In our execution of MapReduce, the relationship between map and database can be broadly divided into three categories:
Data Local
Rack Local
Cross-Rack
As can be seen from the above, it is assumed that a large amount of data movement in a mapreduce process is disastrous for execution efficiency.
MapReduce Data Flow
The relationship of MapReduce from data flow can be broadly divided into the following categories:
Single reduce
Multi-Reduce
No reduce
However, no matter what the mapreduce relationship is, the execution process for MapReduce is as follows:
where each map task is executed, regardless of the logic executed in the map method, the output is eventually written to disk. If there is no reduce phase, the output is directly to HDFs. If there is a reduce job, the output of each map method is cached in memory in the write disk front. Each map task has a ring-shaped memory buffer, which stores the output of the map, the default 100m, and each time the buffer is nearly full, a separate thread holds the buffer's data into the disk as an overflow file, and when the entire map task finishes, the map All overflow files generated by the task are merged into a partitioned and sorted output file. Then wait for the reduce task to pull the data.
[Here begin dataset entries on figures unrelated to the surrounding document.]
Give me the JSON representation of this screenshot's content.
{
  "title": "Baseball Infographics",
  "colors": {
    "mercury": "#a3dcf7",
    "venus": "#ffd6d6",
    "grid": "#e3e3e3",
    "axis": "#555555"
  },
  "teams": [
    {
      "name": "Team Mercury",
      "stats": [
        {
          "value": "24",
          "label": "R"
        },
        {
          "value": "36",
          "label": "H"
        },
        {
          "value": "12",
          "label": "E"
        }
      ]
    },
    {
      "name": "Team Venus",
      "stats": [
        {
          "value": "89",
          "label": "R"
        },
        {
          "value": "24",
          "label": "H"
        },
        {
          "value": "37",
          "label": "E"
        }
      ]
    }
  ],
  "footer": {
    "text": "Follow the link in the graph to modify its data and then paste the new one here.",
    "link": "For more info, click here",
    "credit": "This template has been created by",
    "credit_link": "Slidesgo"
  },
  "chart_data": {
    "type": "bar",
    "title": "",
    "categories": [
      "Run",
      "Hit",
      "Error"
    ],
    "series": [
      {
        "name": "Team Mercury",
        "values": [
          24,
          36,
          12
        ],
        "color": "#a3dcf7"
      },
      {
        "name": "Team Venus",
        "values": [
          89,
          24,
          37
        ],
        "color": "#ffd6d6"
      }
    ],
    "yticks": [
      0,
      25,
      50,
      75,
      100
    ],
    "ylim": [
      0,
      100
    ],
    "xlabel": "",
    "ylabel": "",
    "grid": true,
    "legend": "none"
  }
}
This process in fact also mapreduce the famous Shuffle process.
MapReduce Practical case
Raw Data
The original data file is an ordinary text file that has a year in each line of records and the temperature of each day in the modified year.
Map
In the map process, each row of records is generated a key,key is generally the number of rows in a file (Offset), for example, 0,106 in the first row, the 107th row. Where the bold place represents the year and the temperature.
Shuffle
The process gets the records that you want to make up the key value pair {year, temperature}.
Sort
The value of the same key in the previous step is composed of a List, which is the {year,list< temperature;}, to the reduce side.
Reduce
The reduce side processes the list, obtains the maximum value, and then outputs it to HDFS.